Dunkles Erbe - Blut Der Finsternis
Seit Jahrzehnten hatten die Hirudo das Reich ihrer Geburt nicht mehr betreten. Ihr Stammvater Maratos ließ jeden, der einen Schritt auf den Boden der Purpurwelt wagte, töten.
»Vielleicht hat er es schon vor langer Zeit mitgebracht, als Melacar noch sicher war«, meinte sie und ließ das kleine Fläschchen vorsichtig in ihre Hosentasche gleiten.
»Ja, vielleicht, oder auch nicht.«
»Was meinst du damit?«
Calman antwortete nicht, sondern rief in Richtung der offen stehenden Wohnungstür: »Kommst du, Jarout? Wir gehen. Vielleicht ist Mister Turner später wieder hier.«
»Calman, was meinst du mit: vielleicht nicht?« Karen wusste, dass mehr hinter dieser Äußerung steckte.
»Nichts weiter«, wehrte der Hirudo ab.
»Verarsch mich nicht, Calman. Du hast gerade eben vermutet, dass dieser Kerl erst vor Kurzem in Melacar gewesen sein könnte und lebend zurück gekommen ist. Du weißt, was das bedeutet. Wie kommst du darauf? Ich bin nicht blöd, also raus mit der Sprache.«
»Da ist nichts weiter. Nur eine dumme Bemerkung, das ist alles. Schließlich kann man ja nie wissen, ob ...«
»Ob was? Ob der, den wir suchen, etwa Maratos ist?« Laut ausgesprochen klang dieser Verdacht aberwitzig. Doch je länger Karen darüber nachdachte, umso einleuchtender schien er auch.

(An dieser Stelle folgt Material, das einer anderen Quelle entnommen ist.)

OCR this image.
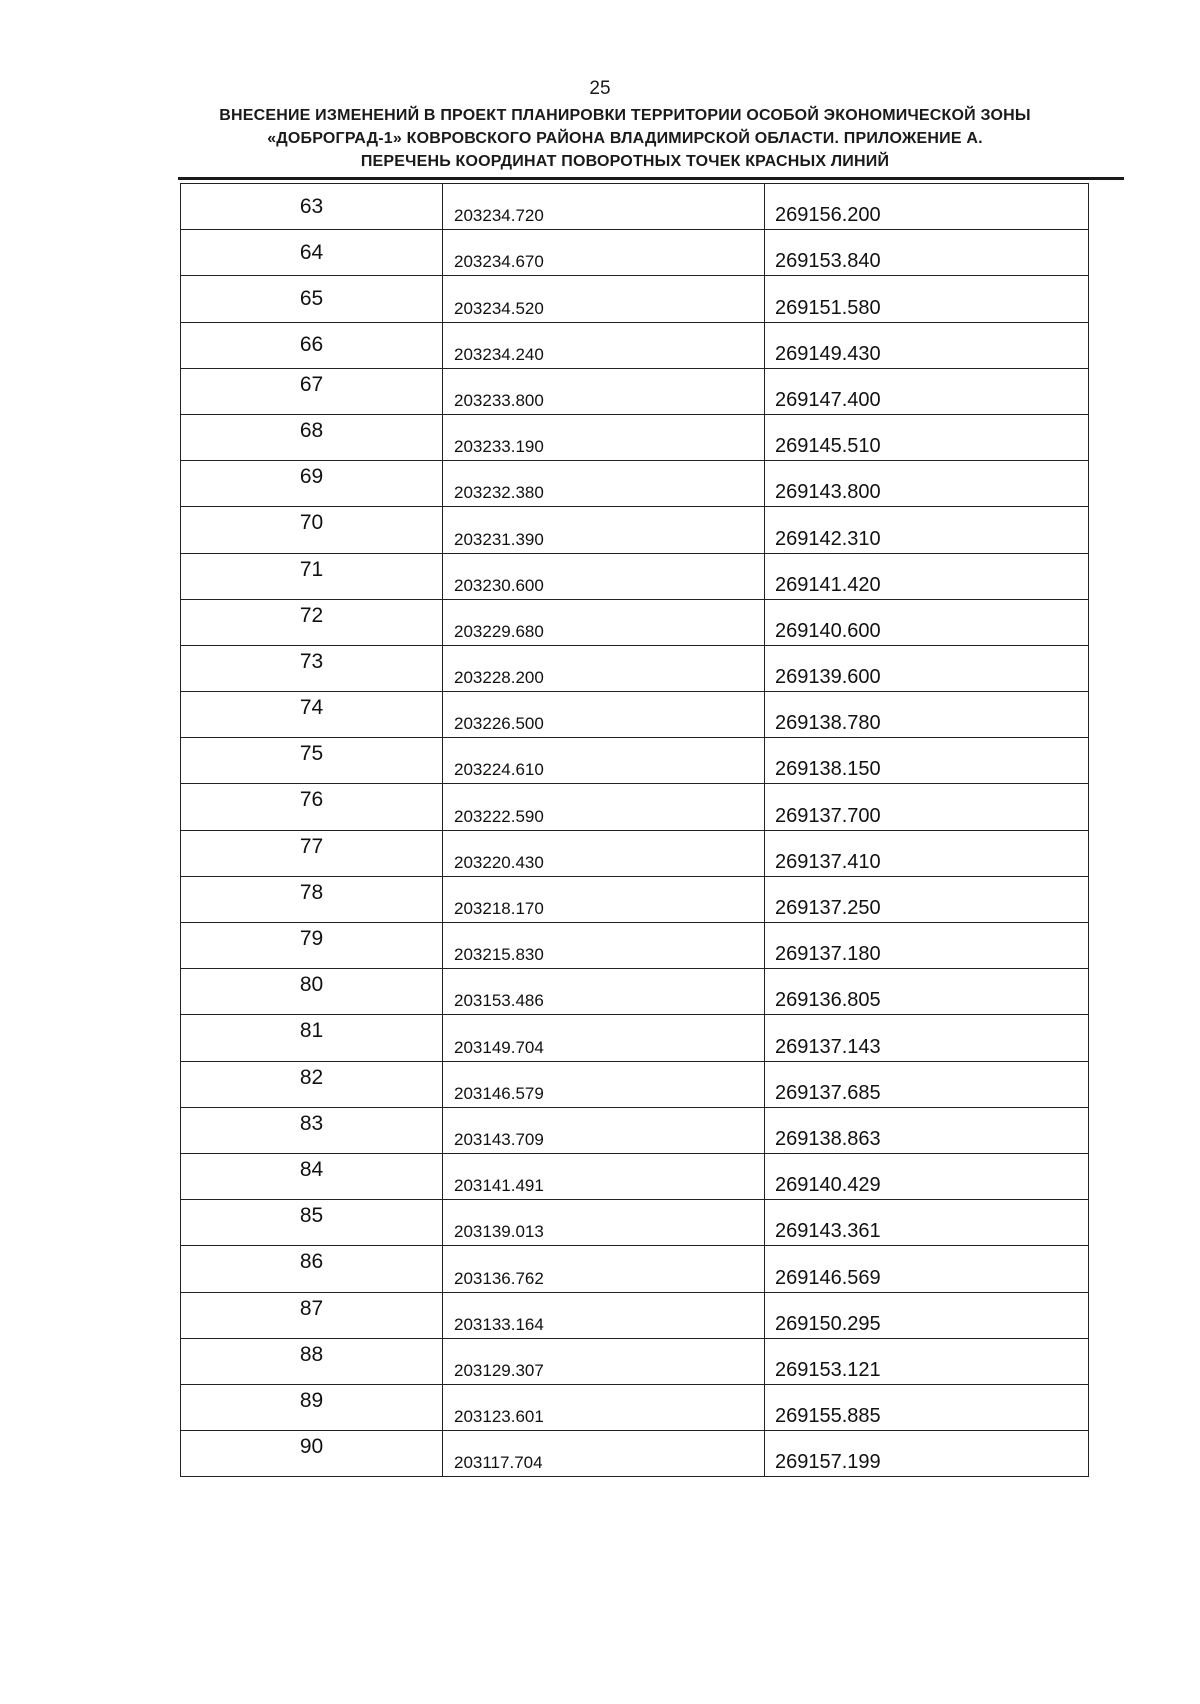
25
ВНЕСЕНИЕ ИЗМЕНЕНИЙ В ПРОЕКТ ПЛАНИРОВКИ ТЕРРИТОРИИ ОСОБОЙ ЭКОНОМИЧЕСКОЙ ЗОНЫ
«ДОБРОГРАД-1» КОВРОВСКОГО РАЙОНА ВЛАДИМИРСКОЙ ОБЛАСТИ. ПРИЛОЖЕНИЕ А.
ПЕРЕЧЕНЬ КООРДИНАТ ПОВОРОТНЫХ ТОЧЕК КРАСНЫХ ЛИНИЙ
63	203234.720	269156.200
64	203234.670	269153.840
65	203234.520	269151.580
66	203234.240	269149.430
67	203233.800	269147.400
68	203233.190	269145.510
69	203232.380	269143.800
70	203231.390	269142.310
71	203230.600	269141.420
72	203229.680	269140.600
73	203228.200	269139.600
74	203226.500	269138.780
75	203224.610	269138.150
76	203222.590	269137.700
77	203220.430	269137.410
78	203218.170	269137.250
79	203215.830	269137.180
80	203153.486	269136.805
81	203149.704	269137.143
82	203146.579	269137.685
83	203143.709	269138.863
84	203141.491	269140.429
85	203139.013	269143.361
86	203136.762	269146.569
87	203133.164	269150.295
88	203129.307	269153.121
89	203123.601	269155.885
90	203117.704	269157.199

»Sicher nicht«, wehrte Calman ab. »Dann schon eher einer seiner Verbündeten.«
»Und warum sollte er jemanden hierher schicken? Doch nicht etwa, um einen nach dem anderen von euch zu töten?«
Dass Calman so ruhig blieb, ließ Karen vermuten, dass er nicht zum ersten Mal diese Möglichkeit in Betracht zog. Er schien sehr vertraut mit diesem Gedanken.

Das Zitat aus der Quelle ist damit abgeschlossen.